SANAA, Feb. 15 – Shiite militiamen who seized power in Yemen vowed to defy “threats” as the UN Security Council prepared to adopt a resolution Sunday calling on them to step aside or face consequences.
Yemen is a traditional US ally in the fight against Al-Qaeda, but the impoverished Arabian Peninsula country has descended into chaos since the militia known as Huthis overran the capital in September.
Another city they captured last year, Ibb in central Yemen, was the scene of violence on Sunday when Huthis fired live rounds to disperse hundreds of protesters, wounding several of them. Following their seizure of Sanaa and Ibb, matters worsened when they ousted the government and dissolved parliament on February 6, tightening their grip after Western-backed President Abedrabbo Mansour Hadi resigned in protest at their advance.
UN Secretary General Ban Ki-moon has warned Yemen is falling apart and called for Hadi’s reinstatement. Citing security concerns, nine Arab and Western countries shuttered their embassies in Yemen last week and evacuated diplomats. The Security Council is expected to adopt a resolution Sunday calling on the militia to withdraw their forces from government and security institutions “immediately and unconditionally”.
It also urges the Huthis to “engage in good faith in the UN-brokered negotiations” led by special envoy Jamal Benomar and to release Hadi, his Prime Minister Khalid Bahah, as well as other officials and activists under de facto house arrest or in detention.
– UN’s first resolution –
According to Western diplomats, Russia, which is already under US and European sanctions over its annexation of Crimea and backing of rebels in eastern Ukraine, was reluctant to vote for sanctions.

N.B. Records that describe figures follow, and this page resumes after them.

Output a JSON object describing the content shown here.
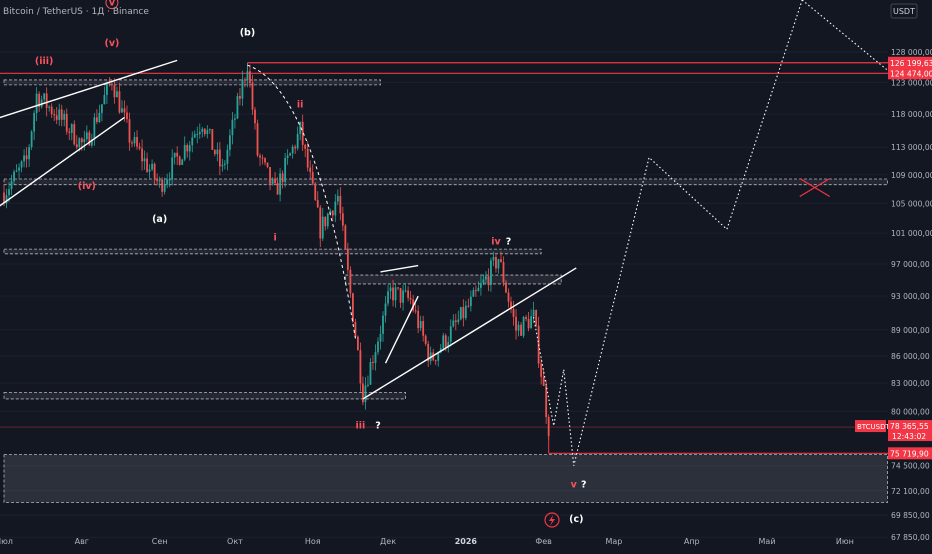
{
  "header": {
    "symbol_title": "Bitcoin / TetherUS · 1Д · Binance",
    "currency_badge": "USDT"
  },
  "colors": {
    "background": "#131722",
    "up": "#26a69a",
    "down": "#ef5350",
    "level": "#f23645",
    "dashed_zone": "#b2b5be",
    "white_line": "#ffffff",
    "label_red": "#f7525f",
    "projection": "#ffffff"
  },
  "chart_data": {
    "type": "candlestick",
    "y_axis": {
      "scale": "log",
      "range": [
        66900,
        137000
      ],
      "ticks": [
        128000,
        123000,
        118000,
        113000,
        109000,
        105000,
        101000,
        97000,
        93000,
        89000,
        86000,
        83000,
        80000,
        74500,
        72100,
        69850,
        67850
      ],
      "tick_labels": [
        "128 000,00",
        "123 000,00",
        "118 000,00",
        "113 000,00",
        "109 000,00",
        "105 000,00",
        "101 000,00",
        "97 000,00",
        "93 000,00",
        "89 000,00",
        "86 000,00",
        "83 000,00",
        "80 000,00",
        "74 500,00",
        "72 100,00",
        "69 850,00",
        "67 850,00"
      ]
    },
    "x_axis": {
      "labels": [
        "Июл",
        "Авг",
        "Сен",
        "Окт",
        "Ноя",
        "Дек",
        "2026",
        "Фев",
        "Мар",
        "Апр",
        "Май",
        "Июн"
      ],
      "label_dates": [
        "2025-07-01",
        "2025-08-01",
        "2025-09-01",
        "2025-10-01",
        "2025-11-01",
        "2025-12-01",
        "2026-01-01",
        "2026-02-01",
        "2026-03-01",
        "2026-04-01",
        "2026-05-01",
        "2026-06-01"
      ]
    },
    "price_path": [
      {
        "date": "2025-07-01",
        "price": 106500
      },
      {
        "date": "2025-07-10",
        "price": 111000
      },
      {
        "date": "2025-07-14",
        "price": 121000
      },
      {
        "date": "2025-07-22",
        "price": 118000
      },
      {
        "date": "2025-08-02",
        "price": 113000
      },
      {
        "date": "2025-08-13",
        "price": 123500
      },
      {
        "date": "2025-08-20",
        "price": 114500
      },
      {
        "date": "2025-09-01",
        "price": 107500
      },
      {
        "date": "2025-09-18",
        "price": 117000
      },
      {
        "date": "2025-09-26",
        "price": 109500
      },
      {
        "date": "2025-10-06",
        "price": 126199
      },
      {
        "date": "2025-10-10",
        "price": 112000
      },
      {
        "date": "2025-10-17",
        "price": 106500
      },
      {
        "date": "2025-10-27",
        "price": 115500
      },
      {
        "date": "2025-11-04",
        "price": 101500
      },
      {
        "date": "2025-11-11",
        "price": 106000
      },
      {
        "date": "2025-11-21",
        "price": 82000
      },
      {
        "date": "2025-12-02",
        "price": 93500
      },
      {
        "date": "2025-12-10",
        "price": 92500
      },
      {
        "date": "2025-12-18",
        "price": 85500
      },
      {
        "date": "2026-01-05",
        "price": 93000
      },
      {
        "date": "2026-01-14",
        "price": 97800
      },
      {
        "date": "2026-01-21",
        "price": 89000
      },
      {
        "date": "2026-01-28",
        "price": 90500
      },
      {
        "date": "2026-02-03",
        "price": 78365
      }
    ],
    "projection_path": [
      {
        "date": "2026-01-28",
        "price": 90500
      },
      {
        "date": "2026-02-05",
        "price": 78500
      },
      {
        "date": "2026-02-09",
        "price": 84500
      },
      {
        "date": "2026-02-13",
        "price": 74500
      },
      {
        "date": "2026-03-15",
        "price": 111500
      },
      {
        "date": "2026-04-15",
        "price": 101500
      },
      {
        "date": "2026-05-15",
        "price": 137000
      }
    ],
    "horizontal_levels": [
      {
        "price": 126199.63,
        "label": "126 199,63"
      },
      {
        "price": 124474.0,
        "label": "124 474,00"
      },
      {
        "price": 75719.9,
        "label": "75 719,90"
      }
    ],
    "last_price": {
      "symbol": "BTCUSDT",
      "price": "78 365,55",
      "countdown": "12:43:02"
    },
    "support_zones": [
      {
        "low": 122600,
        "high": 123400,
        "from": "2025-07-01",
        "to": "2025-11-28"
      },
      {
        "low": 107600,
        "high": 108400,
        "from": "2025-07-01",
        "to": "2026-06-18"
      },
      {
        "low": 98300,
        "high": 98900,
        "from": "2025-07-01",
        "to": "2026-01-31"
      },
      {
        "low": 94500,
        "high": 95600,
        "from": "2025-11-14",
        "to": "2026-02-08"
      },
      {
        "low": 81300,
        "high": 82000,
        "from": "2025-07-01",
        "to": "2025-12-08"
      },
      {
        "low": 71000,
        "high": 75600,
        "from": "2025-07-01",
        "to": "2026-06-18"
      }
    ],
    "wave_labels": [
      {
        "text": "(iii)",
        "date": "2025-07-17",
        "price": 126000,
        "color": "red"
      },
      {
        "text": "(v)",
        "date": "2025-08-13",
        "price": 129000,
        "color": "red"
      },
      {
        "text": "v",
        "date": "2025-08-13",
        "price": 136000,
        "color": "red",
        "circled": true
      },
      {
        "text": "(iv)",
        "date": "2025-08-03",
        "price": 107000,
        "color": "red"
      },
      {
        "text": "(a)",
        "date": "2025-09-01",
        "price": 102500,
        "color": "white"
      },
      {
        "text": "(b)",
        "date": "2025-10-06",
        "price": 130800,
        "color": "white"
      },
      {
        "text": "ii",
        "date": "2025-10-27",
        "price": 119000,
        "color": "red"
      },
      {
        "text": "i",
        "date": "2025-10-17",
        "price": 100000,
        "color": "red"
      },
      {
        "text": "iv",
        "date": "2026-01-13",
        "price": 99500,
        "color": "red"
      },
      {
        "text": "?",
        "date": "2026-01-18",
        "price": 99500,
        "color": "white"
      },
      {
        "text": "iii",
        "date": "2025-11-20",
        "price": 78200,
        "color": "red"
      },
      {
        "text": "?",
        "date": "2025-11-27",
        "price": 78200,
        "color": "white"
      },
      {
        "text": "v",
        "date": "2026-02-13",
        "price": 72400,
        "color": "red"
      },
      {
        "text": "?",
        "date": "2026-02-17",
        "price": 72400,
        "color": "white"
      },
      {
        "text": "(c)",
        "date": "2026-02-14",
        "price": 69200,
        "color": "white"
      }
    ],
    "trendlines": [
      {
        "from": {
          "date": "2025-06-01",
          "price": 114000
        },
        "to": {
          "date": "2025-09-08",
          "price": 126600
        }
      },
      {
        "from": {
          "date": "2025-06-01",
          "price": 98000
        },
        "to": {
          "date": "2025-08-18",
          "price": 117500
        }
      },
      {
        "from": {
          "date": "2025-11-21",
          "price": 81300
        },
        "to": {
          "date": "2026-02-14",
          "price": 96500
        }
      },
      {
        "from": {
          "date": "2025-11-28",
          "price": 96000
        },
        "to": {
          "date": "2025-12-13",
          "price": 96800
        }
      },
      {
        "from": {
          "date": "2025-11-30",
          "price": 85200
        },
        "to": {
          "date": "2025-12-13",
          "price": 93000
        }
      }
    ]
  }
}
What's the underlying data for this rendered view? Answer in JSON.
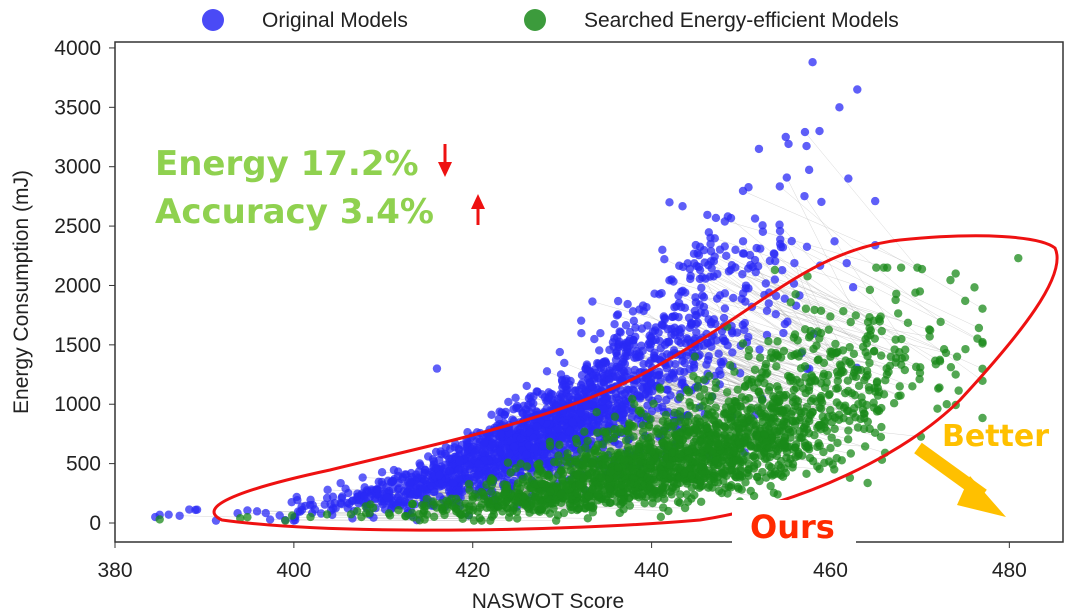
{
  "chart_data": {
    "type": "scatter",
    "xlabel": "NASWOT Score",
    "ylabel": "Energy Consumption (mJ)",
    "xlim": [
      380,
      486
    ],
    "ylim": [
      -160,
      4050
    ],
    "xticks": [
      380,
      400,
      420,
      440,
      460,
      480
    ],
    "yticks": [
      0,
      500,
      1000,
      1500,
      2000,
      2500,
      3000,
      3500,
      4000
    ],
    "grid": false,
    "legend_position": "top",
    "series": [
      {
        "name": "Original Models",
        "color": "#2a2af5"
      },
      {
        "name": "Searched Energy-efficient Models",
        "color": "#1a8a1a"
      }
    ],
    "sample_points": {
      "original": [
        [
          384.5,
          50
        ],
        [
          386,
          70
        ],
        [
          389,
          110
        ],
        [
          416,
          1300
        ],
        [
          442,
          2700
        ],
        [
          452,
          3150
        ],
        [
          455,
          3250
        ],
        [
          458,
          3880
        ],
        [
          461,
          3500
        ],
        [
          463,
          3650
        ],
        [
          462,
          2900
        ]
      ],
      "searched": [
        [
          385,
          30
        ],
        [
          394,
          40
        ],
        [
          420,
          200
        ],
        [
          440,
          600
        ],
        [
          460,
          1400
        ],
        [
          470,
          1950
        ],
        [
          474,
          2100
        ],
        [
          481,
          2230
        ],
        [
          474,
          1250
        ],
        [
          473,
          1000
        ]
      ]
    },
    "annotations": {
      "energy": "Energy 17.2%",
      "accuracy": "Accuracy 3.4%",
      "better": "Better",
      "ours": "Ours"
    }
  }
}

The text marks the Security Council’s first resolution on Yemen since the Huthis ousted the government and parliament, in a move the United States and Gulf Arab countries have described as a “coup”. At a Riyadh meeting of the Gulf Cooperation Council on Saturday, Yemen’s neighbours urged the UN to evoke Chapter Seven of the United Nations Charter, which allows for economic and military pressure to enforce Council decisions.
They said they themselves would act if the rival factions fail to resolve their differences, without elaborating. Huthi spokesman Mohammed Abdulsalam, quoted Sunday by the official Saba news agency which is under the Shiite militia’s control, insisted that “the Yemeni people won’t cede power in the face of threats.” Abdulsalam said Yemenis were “engaged in a process of self-determination free of any (foreign) tutelage”.
– Huthis denounce ‘blackmail’ –
He denounced as “provocative blackmail” demands for the Huthis to relinquish power and criticised the withdrawal of ambassadors. In their bid to establish authority across Yemen since sweeping down from their mountainous northern stronghold in September, the militiamen have tried to stifle opposition and have been accused of detaining and torturing opponents.
They announced a ban on anti-Huthi protests last week, unless authorised by the interior ministry under their control, and have repeatedly fired live rounds to disperse demonstrations in Sanaa as well the central city Ibb, which they overran last year. The family of a demonstrator detained by the Huthis last week at a protest against their takeover said he had died late Friday of torture wounds suffered in captivity.
Another two protesters who were held with him have been hospitalised after being found wounded and left on a street. On Sunday, several protesters were wounded in Ibb when the Huthis fired live rounds to disperse hundreds who took to the streets demanding the release of activist Ahmed Hazzaa, witnesses said. Hazzaa, a leader of the anti-Huthi Rafdh (rejection) Movement, was detained on Saturday in Ibb by Shiite militiamen, members of his group told AFP.
The Huthis are accused of receiving support from Shiite-dominated Iran which had criticised the “hasty action” of closing embassies in Sanaa, and insisted the Huthis were fighting “corruption and terrorism”. Among the countries that have closed their embassies and pulled out their staff are Britain, France, Germany and the United States. Saudi Arabia and the United Arab Emirates have taken similar action.